Kijk dan niet alleen naar energielabel C, maar overtuig de vastgoedeigenaar direct meer maatregelen te nemen, adviseren Van Hout, Eichholtz en Mooij. “De milieueisen worden alleen maar strenger. Voor woningen wordt er nu al gekeken naar label B en ik verwacht dat het ambitieniveau steeds hoger komt te liggen”, zegt Eichholtz. “Het is slimmer én goedkoper in een keer het kantoor goed aan te pakken. De grootste kosten zitten in het tijdelijk verhuizen van je huurders en het aanstellen van een aannemer.”
'Ga verder dan energielabel C'
Je onderscheidt je niet met energielabel C, voegt Mooij daaraan toe. “Eindgebruikers gaan steeds meer letten op hoe duurzaam en gezond een pand is. C is straks de norm. Als je toekomstbestendig wilt zijn en wilt voldoen aan de klimaatdoelen van Parijs, móet je wel verder gaan dan C.”
Lees meer:
- Gros kantoren gaat verplicht energielabel C in 2023 niet halen
- ‘Paris Proof’ maken van Nederlandse kantoren kost bijna 30 miljard euro
- Energietransitie? Bedrijventerreinen zijn ondergeschoven kindje
Verantwoording onderzoek
Voor deze analyse is gebruik gemaakt van de datasets van het BAG en EP-online.
Er is gekeken naar verblijfsobjecten. In een pand kunnen meerdere verblijfsobjecten zijn gevestigd. Een verblijfsobject is een eenheid binnen een pand met eigen toegang en kan verschillende gebruiksfuncties hebben (zoals een kantoor).

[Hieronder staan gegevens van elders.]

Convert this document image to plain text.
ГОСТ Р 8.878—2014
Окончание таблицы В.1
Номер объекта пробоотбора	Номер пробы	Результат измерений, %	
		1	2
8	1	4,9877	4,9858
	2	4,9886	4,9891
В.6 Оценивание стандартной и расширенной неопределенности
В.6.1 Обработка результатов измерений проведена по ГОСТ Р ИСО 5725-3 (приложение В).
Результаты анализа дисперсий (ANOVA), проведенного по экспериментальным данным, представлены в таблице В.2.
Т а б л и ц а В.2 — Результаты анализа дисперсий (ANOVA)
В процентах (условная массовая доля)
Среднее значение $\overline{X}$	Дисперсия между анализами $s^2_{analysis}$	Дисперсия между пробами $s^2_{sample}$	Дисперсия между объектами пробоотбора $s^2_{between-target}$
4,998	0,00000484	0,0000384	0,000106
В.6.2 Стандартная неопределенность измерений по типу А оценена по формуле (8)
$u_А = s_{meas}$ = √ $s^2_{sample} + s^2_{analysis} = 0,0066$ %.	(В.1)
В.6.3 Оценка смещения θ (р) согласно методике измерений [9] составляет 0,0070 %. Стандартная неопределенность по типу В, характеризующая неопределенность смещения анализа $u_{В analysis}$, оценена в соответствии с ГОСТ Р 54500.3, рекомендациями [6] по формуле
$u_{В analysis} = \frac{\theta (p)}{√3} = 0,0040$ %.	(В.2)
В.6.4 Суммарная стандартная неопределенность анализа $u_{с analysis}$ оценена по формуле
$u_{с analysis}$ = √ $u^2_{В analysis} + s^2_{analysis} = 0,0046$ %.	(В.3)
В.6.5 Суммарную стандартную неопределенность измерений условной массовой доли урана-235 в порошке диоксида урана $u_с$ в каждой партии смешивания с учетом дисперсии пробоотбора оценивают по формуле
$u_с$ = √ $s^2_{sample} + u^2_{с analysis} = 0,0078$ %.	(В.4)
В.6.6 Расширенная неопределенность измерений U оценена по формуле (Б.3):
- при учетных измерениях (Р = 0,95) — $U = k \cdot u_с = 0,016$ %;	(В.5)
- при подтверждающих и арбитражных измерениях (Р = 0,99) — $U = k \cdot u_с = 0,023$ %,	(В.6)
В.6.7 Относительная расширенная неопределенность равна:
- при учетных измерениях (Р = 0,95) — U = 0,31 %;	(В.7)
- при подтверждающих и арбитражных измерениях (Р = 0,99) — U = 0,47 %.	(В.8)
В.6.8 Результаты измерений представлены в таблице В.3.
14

De volgende definities zijn gebruikt:
- Het verblijfsobject heeft in het BAG enkel de verblijfsfunctie ‘kantoor’. Dit betekent dat objecten die daarnaast nog een andere functie hebben niet in de cijfers zijn meegenomen, omdat niet met zekerheid kan worden vastgesteld dat ze label C-plichtig zijn.
- Kantoren met een oppervlakte kleiner dan 100 m2 zijn uitgezonderd van de label C-verplichting en worden om die reden buiten beschouwing gelaten.
- Onder deze voorwaarden bestaat de kantoorvoorraad uit ruim 68.000 objecten.